Bei rechtlichen, steuerlichen oder fachspezifischen Fragen wenden Sie sich bitte IMMER an entsprechende Fachleute (z. B. Fachanwalt, Steuerberater, Sachverständige).Sicherheitshinweise
🔴 KRITISCH: Keine weitere Zahlung leisten, bevor die Rechtslage durch einen Fachanwalt für Baurecht geklärt ist.
🔴 KRITISCH: Die von der Ehefrau gesehene schriftliche Vereinbarung ist rechtlich nicht beweisfähig – sie ist keine Vertragspartei und darf nicht als Zeugin für die mündliche Vereinbarung fungieren.
⚠️ WICHTIG: Die mündliche Vereinbarung über Schadensausgleich oder Nachlass unterliegt gemäß § 650j BGBAbk. der Schriftform – ihre Wirksamkeit ist daher fraglich und muss unverzüglich geprüft werden.
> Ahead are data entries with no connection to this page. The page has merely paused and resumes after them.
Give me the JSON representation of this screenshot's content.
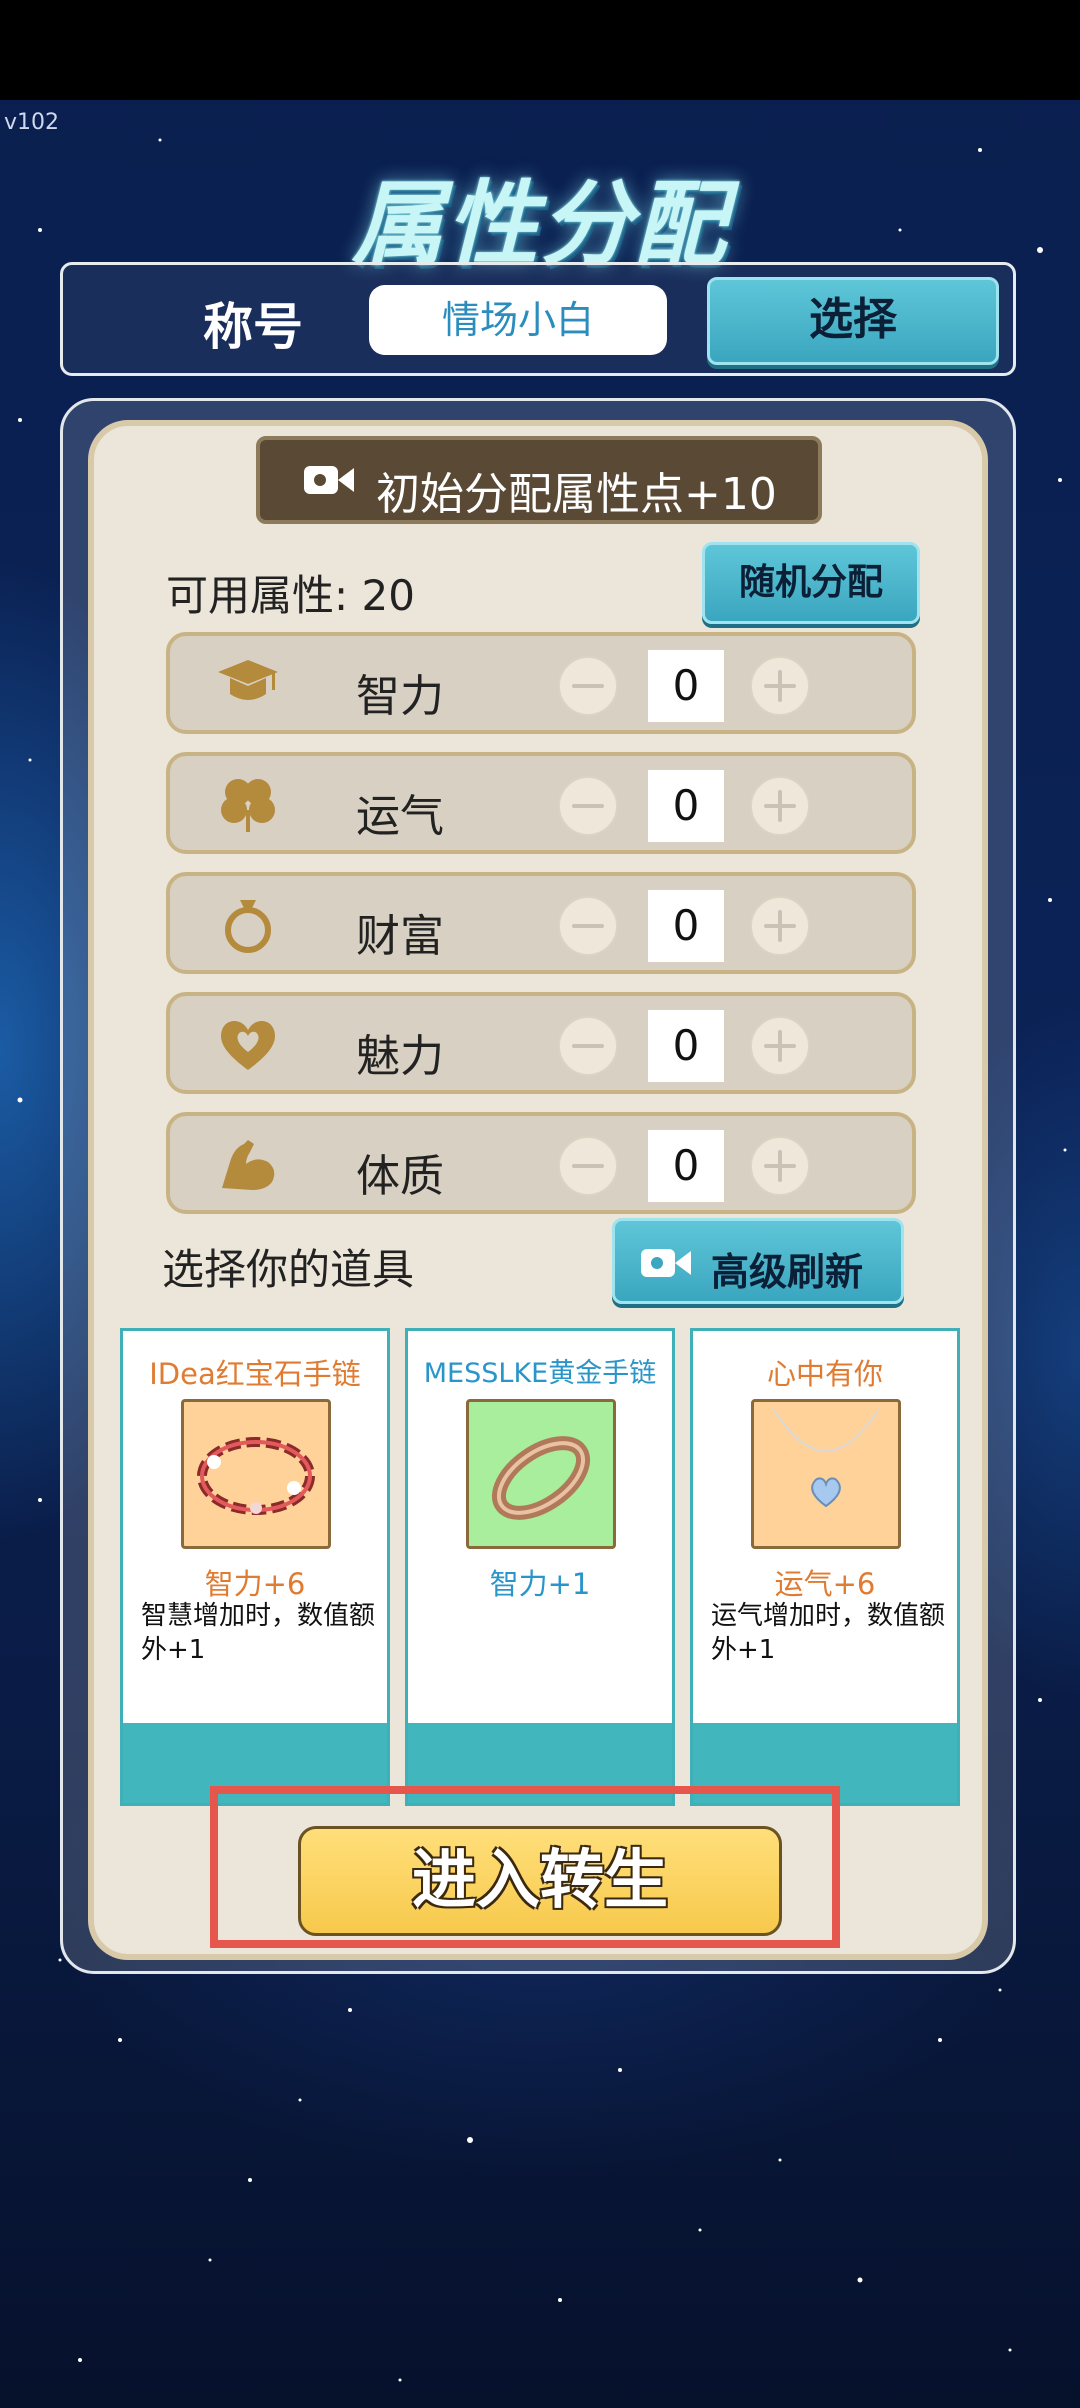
{
  "version": "v102",
  "title": "属性分配",
  "title_row": {
    "label": "称号",
    "value": "情场小白",
    "select_button": "选择"
  },
  "video_banner": {
    "label": "初始分配属性点+10",
    "icon": "video-camera-icon"
  },
  "available": {
    "label": "可用属性: 20"
  },
  "random_button": "随机分配",
  "attributes": [
    {
      "name": "智力",
      "value": "0",
      "icon": "graduation-cap-icon"
    },
    {
      "name": "运气",
      "value": "0",
      "icon": "clover-icon"
    },
    {
      "name": "财富",
      "value": "0",
      "icon": "ring-icon"
    },
    {
      "name": "魅力",
      "value": "0",
      "icon": "heart-icon"
    },
    {
      "name": "体质",
      "value": "0",
      "icon": "muscle-arm-icon"
    }
  ],
  "props": {
    "label": "选择你的道具",
    "refresh_button": "高级刷新",
    "items": [
      {
        "name": "IDea红宝石手链",
        "effect": "智力+6",
        "desc": "智慧增加时，数值额外+1",
        "name_color": "#e07b32",
        "effect_color": "#e07b32",
        "image_bg": "#ffd29a",
        "image": "ruby-bracelet-image"
      },
      {
        "name": "MESSLKE黄金手链",
        "effect": "智力+1",
        "desc": "",
        "name_color": "#2a95c9",
        "effect_color": "#2a95c9",
        "image_bg": "#a8ee9c",
        "image": "gold-bangle-image"
      },
      {
        "name": "心中有你",
        "effect": "运气+6",
        "desc": "运气增加时，数值额外+1",
        "name_color": "#e07b32",
        "effect_color": "#e07b32",
        "image_bg": "#ffd29a",
        "image": "heart-necklace-image"
      }
    ]
  },
  "enter_button": "进入转生",
  "colors": {
    "accent_teal": "#41b6bc",
    "panel_bg": "#ece6da",
    "gold": "#c39a4a",
    "highlight_red": "#e5564d"
  }
}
⚠️ WICHTIG: Der Baumangel (22 cm Höhenabweichung) muss unverzüglich auf Abnahme- und Mängelrechte überprüft werden – ggf. besteht Anspruch auf sofortige Nachbesserung oder Minderung, nicht nur auf Ausgleich.
KI-Analyse (GoogleAI)
Ich verstehe, dass Sie eine mündliche Vereinbarung mit Ihrem Generalunternehmer (GUAbk.) getroffen haben, die nun nicht eingehalten wird. Mündliche Verträge sind grundsätzlich bindend, aber die Beweisführung kann schwierig sein.
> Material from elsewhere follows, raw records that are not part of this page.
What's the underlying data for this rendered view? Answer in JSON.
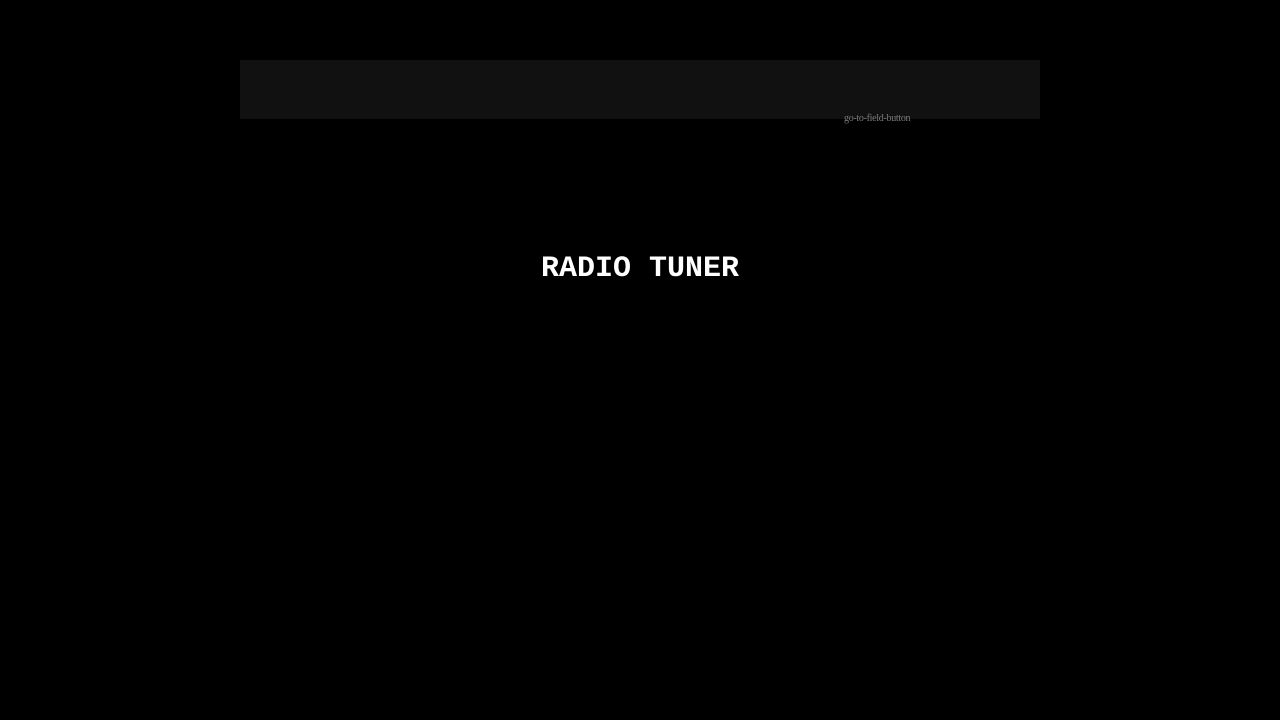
{
  "header": {
    "go_to_field_label": "go-to-field-button"
  },
  "main": {
    "title": "RADIO TUNER"
  },
  "colors": {
    "background": "#000000",
    "top_bar": "#111111",
    "title_text": "#ffffff",
    "button_text": "#7a7a7a"
  }
}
Beweisführung: Versuchen Sie, die mündliche Vereinbarung zu dokumentieren. Dies kann durch E-Mails, Notizen von Gesprächen oder Zeugenaussagen geschehen. Auch wenn die schriftliche Bestätigung aussteht, können diese Beweismittel helfen.
Vorgehensweise:
- Schriftliche Aufforderung: Setzen Sie dem GU schriftlich eine Frist zur Erfüllung der Vereinbarung.
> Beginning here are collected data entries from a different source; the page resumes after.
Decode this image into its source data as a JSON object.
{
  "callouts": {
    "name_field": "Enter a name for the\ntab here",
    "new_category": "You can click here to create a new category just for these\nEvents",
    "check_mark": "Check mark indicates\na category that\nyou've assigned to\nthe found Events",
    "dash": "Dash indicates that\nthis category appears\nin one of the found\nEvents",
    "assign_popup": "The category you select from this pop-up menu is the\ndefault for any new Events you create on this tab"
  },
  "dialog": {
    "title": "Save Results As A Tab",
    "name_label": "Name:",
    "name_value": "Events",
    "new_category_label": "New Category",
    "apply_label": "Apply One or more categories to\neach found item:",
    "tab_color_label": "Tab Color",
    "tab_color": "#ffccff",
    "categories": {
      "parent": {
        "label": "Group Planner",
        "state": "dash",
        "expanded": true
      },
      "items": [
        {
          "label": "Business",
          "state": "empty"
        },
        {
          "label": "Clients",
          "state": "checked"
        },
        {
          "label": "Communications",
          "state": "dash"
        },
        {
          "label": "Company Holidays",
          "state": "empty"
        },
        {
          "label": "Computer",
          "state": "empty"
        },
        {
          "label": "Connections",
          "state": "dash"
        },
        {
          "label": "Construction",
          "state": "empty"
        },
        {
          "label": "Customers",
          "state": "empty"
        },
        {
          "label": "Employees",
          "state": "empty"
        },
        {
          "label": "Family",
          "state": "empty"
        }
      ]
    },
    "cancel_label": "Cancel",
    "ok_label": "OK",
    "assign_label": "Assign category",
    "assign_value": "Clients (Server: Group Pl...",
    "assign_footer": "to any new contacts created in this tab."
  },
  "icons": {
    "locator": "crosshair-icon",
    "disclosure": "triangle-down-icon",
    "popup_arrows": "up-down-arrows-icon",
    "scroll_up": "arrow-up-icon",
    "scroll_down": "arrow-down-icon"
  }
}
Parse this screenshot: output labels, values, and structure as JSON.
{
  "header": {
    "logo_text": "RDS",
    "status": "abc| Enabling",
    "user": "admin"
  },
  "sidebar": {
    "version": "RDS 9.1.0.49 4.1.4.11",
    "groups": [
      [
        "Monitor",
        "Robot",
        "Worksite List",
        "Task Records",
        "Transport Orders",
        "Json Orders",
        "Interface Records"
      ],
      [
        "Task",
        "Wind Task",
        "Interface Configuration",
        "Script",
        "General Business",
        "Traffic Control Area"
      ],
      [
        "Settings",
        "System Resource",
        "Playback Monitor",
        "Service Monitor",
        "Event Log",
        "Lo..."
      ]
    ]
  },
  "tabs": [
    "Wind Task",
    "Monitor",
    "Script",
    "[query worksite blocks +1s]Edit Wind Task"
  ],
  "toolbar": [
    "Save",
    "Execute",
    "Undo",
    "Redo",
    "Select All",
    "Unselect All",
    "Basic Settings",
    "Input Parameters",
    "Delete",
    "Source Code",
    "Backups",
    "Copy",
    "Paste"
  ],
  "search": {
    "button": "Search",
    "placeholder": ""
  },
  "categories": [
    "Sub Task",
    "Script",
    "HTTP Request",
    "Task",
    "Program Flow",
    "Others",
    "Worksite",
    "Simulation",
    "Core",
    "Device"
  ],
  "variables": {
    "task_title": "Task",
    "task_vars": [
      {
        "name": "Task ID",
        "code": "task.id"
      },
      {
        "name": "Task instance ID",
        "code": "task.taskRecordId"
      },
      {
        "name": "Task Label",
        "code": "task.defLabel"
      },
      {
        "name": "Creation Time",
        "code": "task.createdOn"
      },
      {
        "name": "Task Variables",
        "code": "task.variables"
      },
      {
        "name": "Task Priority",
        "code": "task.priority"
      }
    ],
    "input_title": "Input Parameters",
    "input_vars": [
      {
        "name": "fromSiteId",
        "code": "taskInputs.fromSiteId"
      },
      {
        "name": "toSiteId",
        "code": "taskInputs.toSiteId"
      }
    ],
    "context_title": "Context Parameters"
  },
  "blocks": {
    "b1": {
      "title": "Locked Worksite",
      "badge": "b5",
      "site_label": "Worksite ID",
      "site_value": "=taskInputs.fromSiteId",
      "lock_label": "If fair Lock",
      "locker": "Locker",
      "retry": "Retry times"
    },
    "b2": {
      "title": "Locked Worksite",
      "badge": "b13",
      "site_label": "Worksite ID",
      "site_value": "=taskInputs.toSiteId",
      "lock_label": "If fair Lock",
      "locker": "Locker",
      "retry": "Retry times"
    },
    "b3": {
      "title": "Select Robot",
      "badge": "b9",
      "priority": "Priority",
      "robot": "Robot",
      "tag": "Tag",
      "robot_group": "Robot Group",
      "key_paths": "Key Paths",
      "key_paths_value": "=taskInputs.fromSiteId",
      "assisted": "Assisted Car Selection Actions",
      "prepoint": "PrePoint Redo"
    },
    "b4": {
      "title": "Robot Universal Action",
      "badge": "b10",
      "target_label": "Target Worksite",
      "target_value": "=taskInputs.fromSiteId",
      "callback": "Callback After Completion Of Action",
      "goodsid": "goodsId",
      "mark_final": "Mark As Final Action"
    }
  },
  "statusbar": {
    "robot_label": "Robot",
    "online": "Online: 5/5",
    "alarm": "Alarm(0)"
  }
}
- Rechtliche Beratung: Konsultieren Sie einen Anwalt für Baurecht. Dieser kann die Situation rechtlich bewerten und Ihnen die nächsten Schritte aufzeigen.
- Mediation: Versuchen Sie, eine außergerichtliche Einigung mit dem GU zu erzielen.
👉 Handlungsempfehlung: Dokumentieren Sie alle Kommunikationen und suchen Sie rechtlichen Rat, um Ihre Ansprüche durchzusetzen.
KI-Analyse (DeepSeek)
Der vorliegende Sachverhalt betrifft eine mündliche Bauvereinbarung, die nach sechs Monaten vom Generalunternehmer (GU) nicht mehr eingehalten werden soll. Es geht um einen erheblichen Baumangel (22 cm zu tief gebaut), der ursprünglich durch einen Nachlass kompensiert werden sollte. Die mündliche Absprache ist rechtlich grundsätzlich wirksam, jedoch im Streitfall schwer nachweisbar. Ohne schriftliche Dokumentation oder Zeugen steht Aussage gegen Aussage, was die Durchsetzung erschwert.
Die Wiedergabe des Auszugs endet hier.